I AM NOT SAYING THAT I AM PLAYING AROUND.
but.........
i need vacation~!!!
to get out of here!
OUT OF MALAYSIA~

to leave everything behind and start over again.

when i see you, and when we walk side by side. i felt extremely happy.
so happy that i can't control but keep smiling and laughing all the day.
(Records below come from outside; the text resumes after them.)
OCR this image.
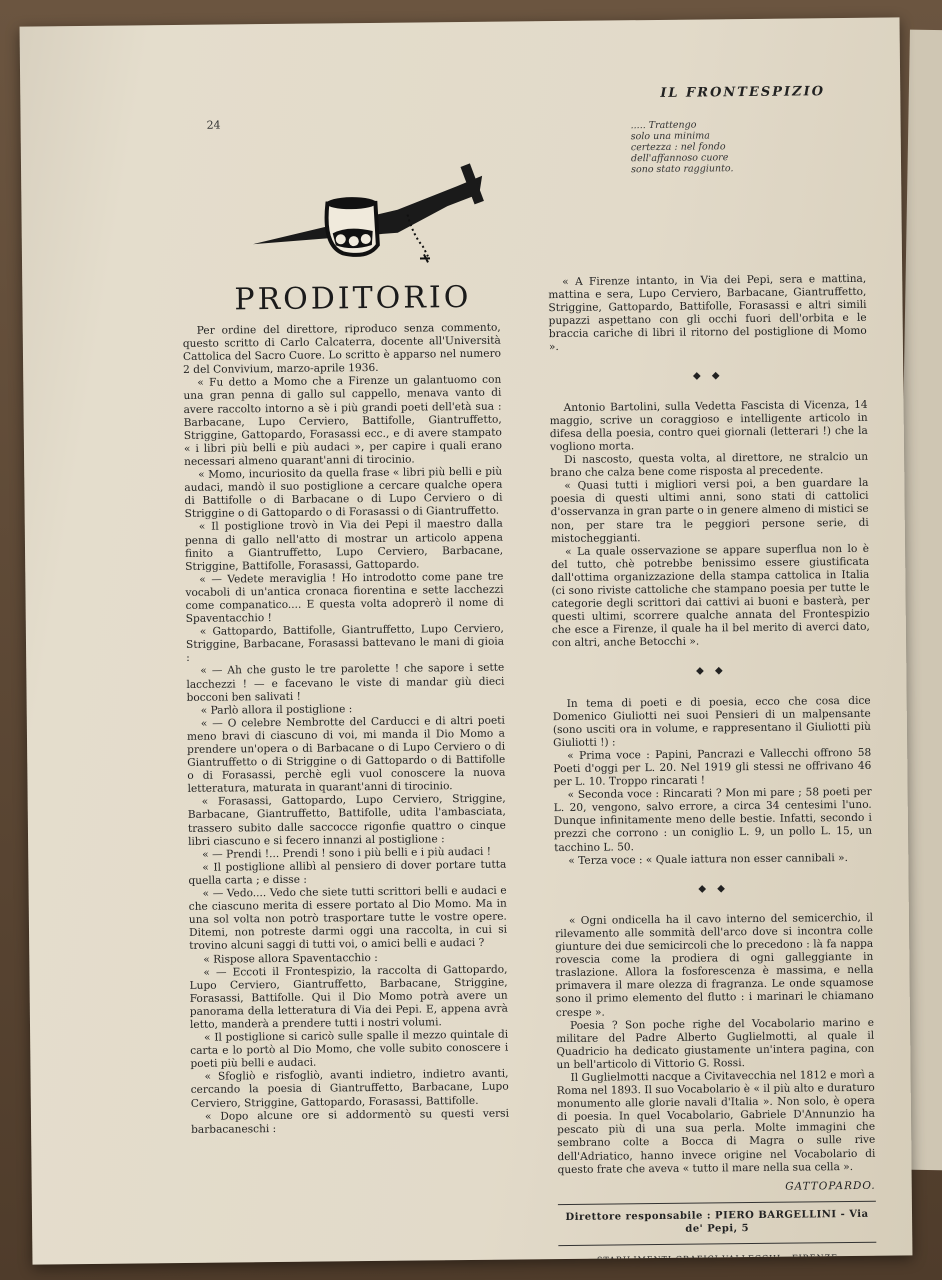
IL FRONTESPIZIO
24	..... Trattengo
solo una minima
certezza : nel fondo
dell'affannoso cuore
sono stato raggiunto.
PRODITORIO

Per ordine del direttore, riproduco senza commento, questo scritto di Carlo Calcaterra, docente all'Università Cattolica del Sacro Cuore. Lo scritto è apparso nel numero 2 del Convivium, marzo-aprile 1936.

« Fu detto a Momo che a Firenze un galantuomo con una gran penna di gallo sul cappello, menava vanto di avere raccolto intorno a sè i più grandi poeti dell'età sua : Barbacane, Lupo Cerviero, Battifolle, Giantruffetto, Striggine, Gattopardo, Forasassi ecc., e di avere stampato « i libri più belli e più audaci », per capire i quali erano necessari almeno quarant'anni di tirocinio.

« Momo, incuriosito da quella frase « libri più belli e più audaci, mandò il suo postiglione a cercare qualche opera di Battifolle o di Barbacane o di Lupo Cerviero o di Striggine o di Gattopardo o di Forasassi o di Giantruffetto.

« Il postiglione trovò in Via dei Pepi il maestro dalla penna di gallo nell'atto di mostrar un articolo appena finito a Giantruffetto, Lupo Cerviero, Barbacane, Striggine, Battifolle, Forasassi, Gattopardo.

« — Vedete meraviglia ! Ho introdotto come pane tre vocaboli di un'antica cronaca fiorentina e sette lacchezzi come companatico.... E questa volta adoprerò il nome di Spaventacchio !

« Gattopardo, Battifolle, Giantruffetto, Lupo Cerviero, Striggine, Barbacane, Forasassi battevano le mani di gioia :

« — Ah che gusto le tre parolette ! che sapore i sette lacchezzi ! — e facevano le viste di mandar giù dieci bocconi ben salivati !

« Parlò allora il postiglione :

« — O celebre Nembrotte del Carducci e di altri poeti meno bravi di ciascuno di voi, mi manda il Dio Momo a prendere un'opera o di Barbacane o di Lupo Cerviero o di Giantruffetto o di Striggine o di Gattopardo o di Battifolle o di Forasassi, perchè egli vuol conoscere la nuova letteratura, maturata in quarant'anni di tirocinio.

« Forasassi, Gattopardo, Lupo Cerviero, Striggine, Barbacane, Giantruffetto, Battifolle, udita l'ambasciata, trassero subito dalle saccocce rigonfie quattro o cinque libri ciascuno e si fecero innanzi al postiglione :

« — Prendi !... Prendi ! sono i più belli e i più audaci !

« Il postiglione allibì al pensiero di dover portare tutta quella carta ; e disse :

« — Vedo.... Vedo che siete tutti scrittori belli e audaci e che ciascuno merita di essere portato al Dio Momo. Ma in una sol volta non potrò trasportare tutte le vostre opere. Ditemi, non potreste darmi oggi una raccolta, in cui si trovino alcuni saggi di tutti voi, o amici belli e audaci ?

« Rispose allora Spaventacchio :

« — Eccoti il Frontespizio, la raccolta di Gattopardo, Lupo Cerviero, Giantruffetto, Barbacane, Striggine, Forasassi, Battifolle. Qui il Dio Momo potrà avere un panorama della letteratura di Via dei Pepi. E, appena avrà letto, manderà a prendere tutti i nostri volumi.

« Il postiglione si caricò sulle spalle il mezzo quintale di carta e lo portò al Dio Momo, che volle subito conoscere i poeti più belli e audaci.

« Sfogliò e risfogliò, avanti indietro, indietro avanti, cercando la poesia di Giantruffetto, Barbacane, Lupo Cerviero, Striggine, Gattopardo, Forasassi, Battifolle.

« Dopo alcune ore si addormentò su questi versi barbacaneschi :

« A Firenze intanto, in Via dei Pepi, sera e mattina, mattina e sera, Lupo Cerviero, Barbacane, Giantruffetto, Striggine, Gattopardo, Battifolle, Forasassi e altri simili pupazzi aspettano con gli occhi fuori dell'orbita e le braccia cariche di libri il ritorno del postiglione di Momo ».

◆ ◆

Antonio Bartolini, sulla Vedetta Fascista di Vicenza, 14 maggio, scrive un coraggioso e intelligente articolo in difesa della poesia, contro quei giornali (letterari !) che la vogliono morta.

Di nascosto, questa volta, al direttore, ne stralcio un brano che calza bene come risposta al precedente.

« Quasi tutti i migliori versi poi, a ben guardare la poesia di questi ultimi anni, sono stati di cattolici d'osservanza in gran parte o in genere almeno di mistici se non, per stare tra le peggiori persone serie, di mistocheggianti.

« La quale osservazione se appare superflua non lo è del tutto, chè potrebbe benissimo essere giustificata dall'ottima organizzazione della stampa cattolica in Italia (ci sono riviste cattoliche che stampano poesia per tutte le categorie degli scrittori dai cattivi ai buoni e basterà, per questi ultimi, scorrere qualche annata del Frontespizio che esce a Firenze, il quale ha il bel merito di averci dato, con altri, anche Betocchi ».

◆ ◆

In tema di poeti e di poesia, ecco che cosa dice Domenico Giuliotti nei suoi Pensieri di un malpensante (sono usciti ora in volume, e rappresentano il Giuliotti più Giuliotti !) :

« Prima voce : Papini, Pancrazi e Vallecchi offrono 58 Poeti d'oggi per L. 20. Nel 1919 gli stessi ne offrivano 46 per L. 10. Troppo rincarati !

« Seconda voce : Rincarati ? Mon mi pare ; 58 poeti per L. 20, vengono, salvo errore, a circa 34 centesimi l'uno. Dunque infinitamente meno delle bestie. Infatti, secondo i prezzi che corrono : un coniglio L. 9, un pollo L. 15, un tacchino L. 50.

« Terza voce : « Quale iattura non esser cannibali ».

◆ ◆

« Ogni ondicella ha il cavo interno del semicerchio, il rilevamento alle sommità dell'arco dove si incontra colle giunture dei due semicircoli che lo precedono : là fa nappa rovescia come la prodiera di ogni galleggiante in traslazione. Allora la fosforescenza è massima, e nella primavera il mare olezza di fragranza. Le onde squamose sono il primo elemento del flutto : i marinari le chiamano crespe ».

Poesia ? Son poche righe del Vocabolario marino e militare del Padre Alberto Guglielmotti, al quale il Quadricio ha dedicato giustamente un'intera pagina, con un bell'articolo di Vittorio G. Rossi.

Il Guglielmotti nacque a Civitavecchia nel 1812 e morì a Roma nel 1893. Il suo Vocabolario è « il più alto e duraturo monumento alle glorie navali d'Italia ». Non solo, è opera di poesia. In quel Vocabolario, Gabriele D'Annunzio ha pescato più di una sua perla. Molte immagini che sembrano colte a Bocca di Magra o sulle rive dell'Adriatico, hanno invece origine nel Vocabolario di questo frate che aveva « tutto il mare nella sua cella ».

GATTOPARDO.
Direttore responsabile : PIERO BARGELLINI - Via de' Pepi, 5
STABILIMENTI GRAFICI VALLECCHI - FIRENZE
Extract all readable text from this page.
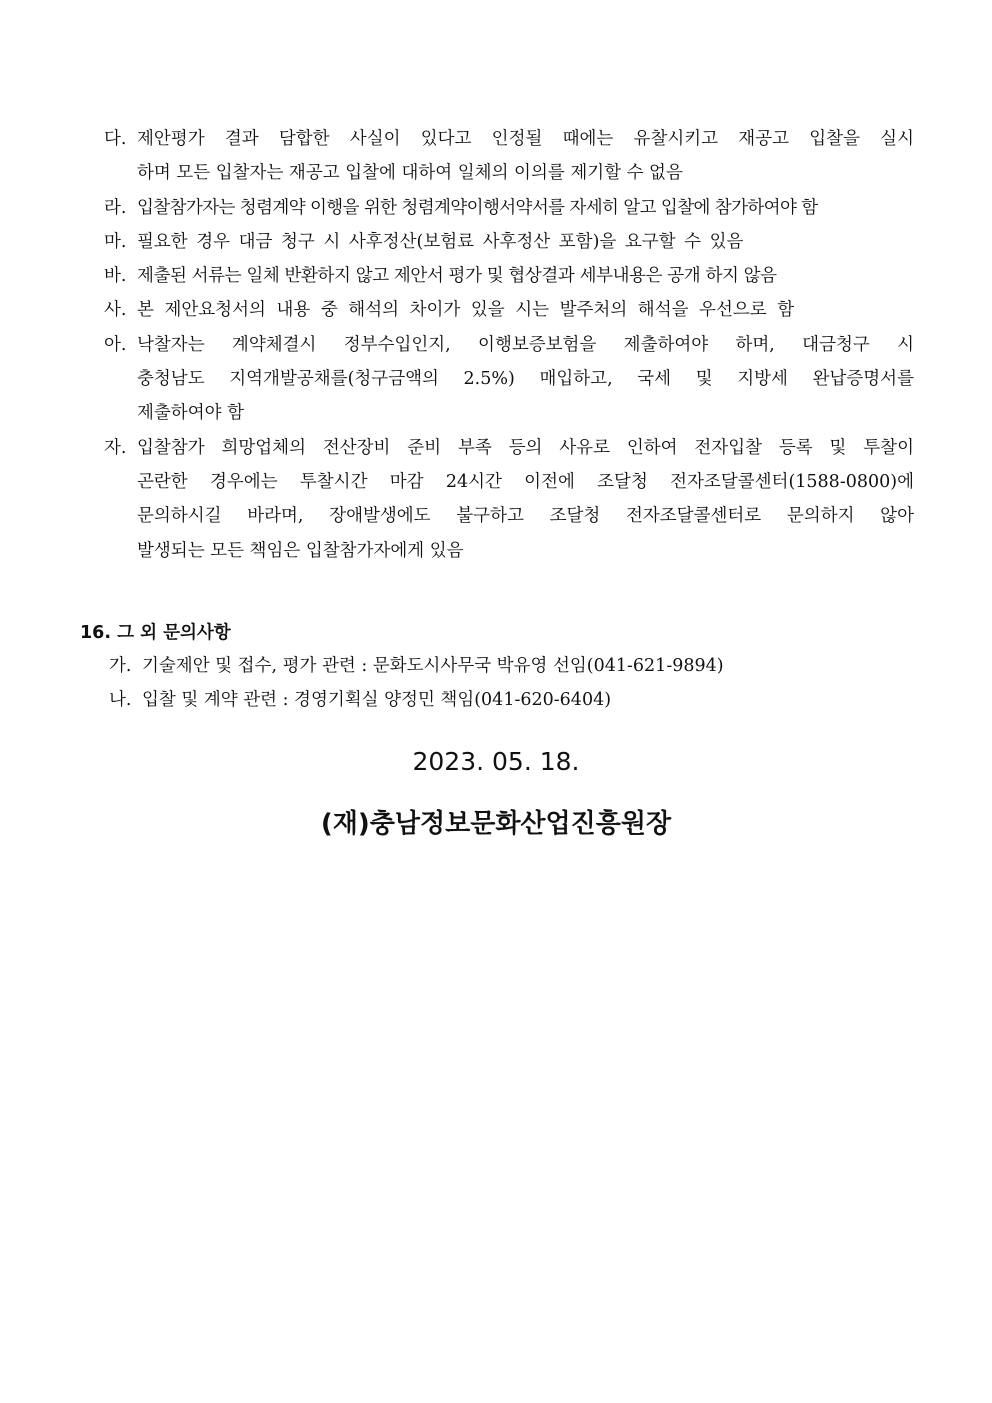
다. 제안평가 결과 담합한 사실이 있다고 인정될 때에는 유찰시키고 재공고 입찰을 실시
하며 모든 입찰자는 재공고 입찰에 대하여 일체의 이의를 제기할 수 없음
라. 입찰참가자는 청렴계약 이행을 위한 청렴계약이행서약서를 자세히 알고 입찰에 참가하여야 함
마. 필요한 경우 대금 청구 시 사후정산(보험료 사후정산 포함)을 요구할 수 있음
바. 제출된 서류는 일체 반환하지 않고 제안서 평가 및 협상결과 세부내용은 공개 하지 않음
사. 본 제안요청서의 내용 중 해석의 차이가 있을 시는 발주처의 해석을 우선으로 함
아. 낙찰자는 계약체결시 정부수입인지, 이행보증보험을 제출하여야 하며, 대금청구 시
충청남도 지역개발공채를(청구금액의 2.5%) 매입하고, 국세 및 지방세 완납증명서를
제출하여야 함
자. 입찰참가 희망업체의 전산장비 준비 부족 등의 사유로 인하여 전자입찰 등록 및 투찰이
곤란한 경우에는 투찰시간 마감 24시간 이전에 조달청 전자조달콜센터(1588-0800)에
문의하시길 바라며, 장애발생에도 불구하고 조달청 전자조달콜센터로 문의하지 않아
발생되는 모든 책임은 입찰참가자에게 있음
16. 그 외 문의사항
가. 기술제안 및 접수, 평가 관련 : 문화도시사무국 박유영 선임(041-621-9894)
나. 입찰 및 계약 관련 : 경영기획실 양정민 책임(041-620-6404)
2023. 05. 18.
(재)충남정보문화산업진흥원장
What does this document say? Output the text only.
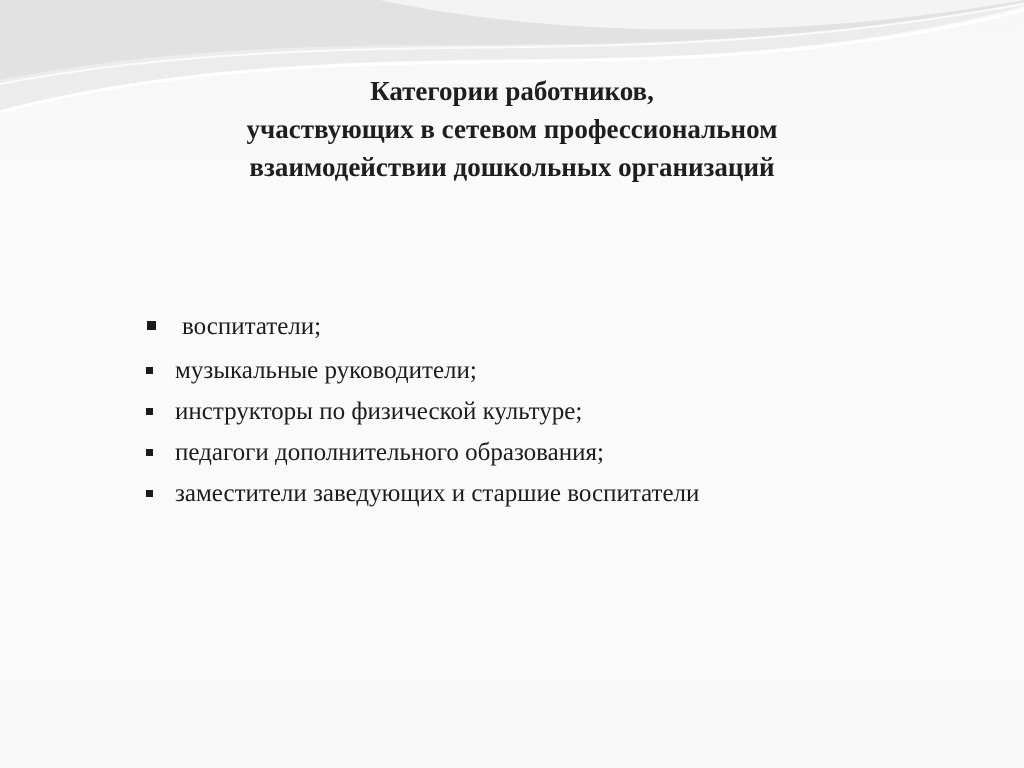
Категории работников,
участвующих в сетевом профессиональном
взаимодействии дошкольных организаций
воспитатели;
музыкальные руководители;
инструкторы по физической культуре;
педагоги дополнительного образования;
заместители заведующих и старшие воспитатели
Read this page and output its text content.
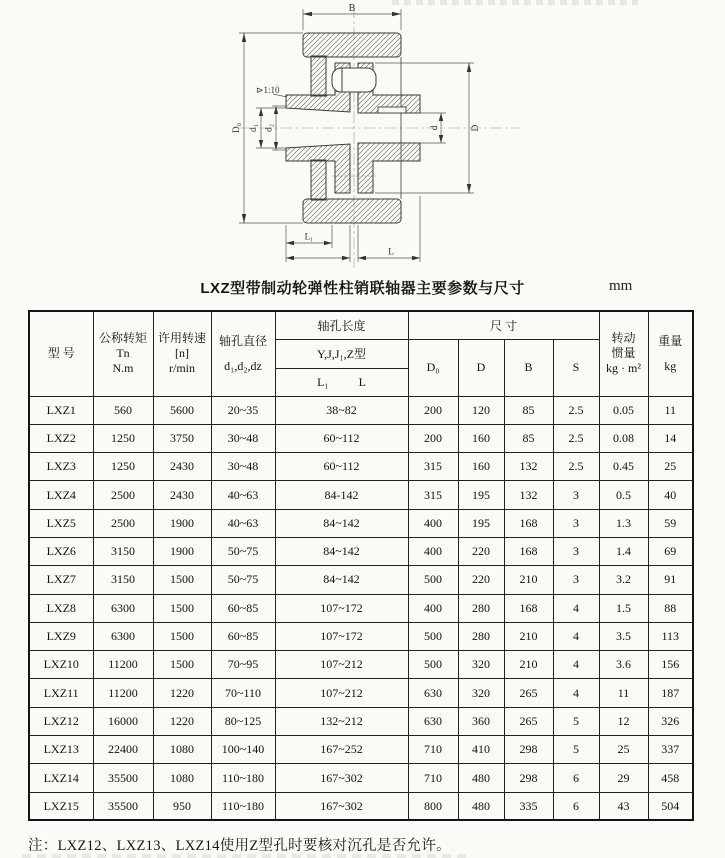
B
⊳1:10
D₀ d₁ d₂	d	D
L₁
L
LXZ型带制动轮弹性柱销联轴器主要参数与尺寸	mm
型 号	公称转矩Tn
N.m	许用转速
[n]
r/min	轴孔直径
d₁,d₂,dz	轴孔长度	尺 寸				转动
惯量
kg · m²	重量
kg

				Y,J,J₁,Z型	D₀	D	B	S		

				L₁ L						

LXZ1	560	5600	20~35	38~82	200	120	85	2.5	0.05	11
LXZ2	1250	3750	30~48	60~112	200	160	85	2.5	0.08	14
LXZ3	1250	2430	30~48	60~112	315	160	132	2.5	0.45	25
LXZ4	2500	2430	40~63	84-142	315	195	132	3	0.5	40
LXZ5	2500	1900	40~63	84~142	400	195	168	3	1.3	59
LXZ6	3150	1900	50~75	84~142	400	220	168	3	1.4	69
LXZ7	3150	1500	50~75	84~142	500	220	210	3	3.2	91
LXZ8	6300	1500	60~85	107~172	400	280	168	4	1.5	88
LXZ9	6300	1500	60~85	107~172	500	280	210	4	3.5	113
LXZ10	11200	1500	70~95	107~212	500	320	210	4	3.6	156
LXZ11	11200	1220	70~110	107~212	630	320	265	4	11	187
LXZ12	16000	1220	80~125	132~212	630	360	265	5	12	326
LXZ13	22400	1080	100~140	167~252	710	410	298	5	25	337
LXZ14	35500	1080	110~180	167~302	710	480	298	6	29	458
LXZ15	35500	950	110~180	167~302	800	480	335	6	43	504
注：LXZ12、LXZ13、LXZ14使用Z型孔时要核对沉孔是否允许。
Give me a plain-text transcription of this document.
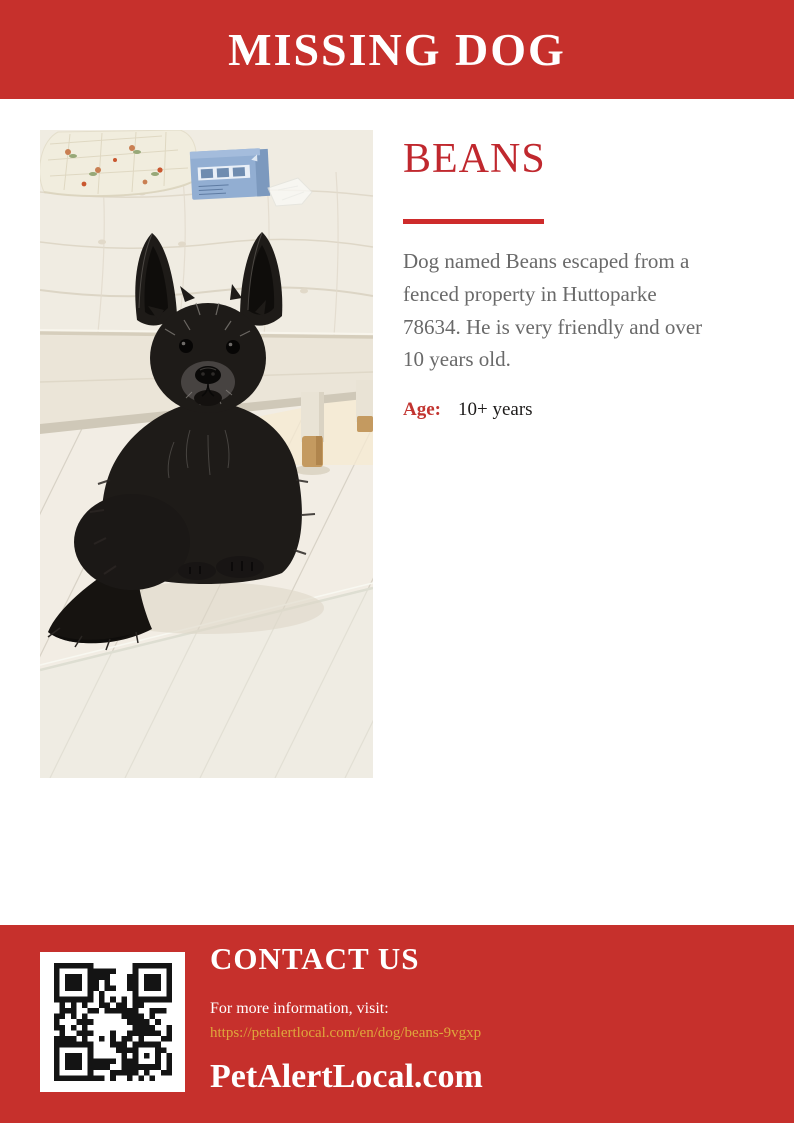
MISSING DOG
BEANS

Dog named Beans escaped from a fenced property in Huttoparke 78634. He is very friendly and over 10 years old.

Age: 10+ years
CONTACT US
For more information, visit:
https://petalertlocal.com/en/dog/beans-9vgxp
PetAlertLocal.com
a lousy manager of feeling indeed.


-do you still love me as before?-

Thursday 12 August 2010

Account

why am i hating you so much???

i failed.
one more chance for me to make things right.
i hope i can do it.

but even i pass this doesn't mean that i will pass final. :(

why am i being so negative?
i don't know!!!!!!!


there's a lot on my mind now.
thanks for the prayers..

i really need them~


as if i can take a break.
i really need one!



-feels like crying-

Thursday 5 August 2010

最浪漫的一首歌

很久都没有在我的部落格乱画了。
今天很有空,刚从夜市回来。。真的好饱。

什么是浪漫?
其实我也不是很清楚。

可是我浪漫的定义是和他在一起,不管在哪儿,做什么,听着谁的歌。
能和他在一起就是浪漫,很幸福。

想当年,我对自己说要谈一场轰轰烈烈的恋爱。。现在算是吧。
得到了,感觉很不可思议。。

时间总是往前跑,我不是赛跑健将,很难赶上。。
我在后面追。
考试快到了,他会问我准备好了没。。亲爱的,我可以回答,我很怕,还没准备好,我需要你。
可是,我知道这是懦弱的答案。他不会接受,所以我会很坚强的面对。
赶快考完,马上飞回去见你 :)

总有一种感觉叫我,珍惜现在。。
我会~!

如果我跟他的现在,会变成将来的过去。。
这一定会是一个动人,浪漫的爱情故事。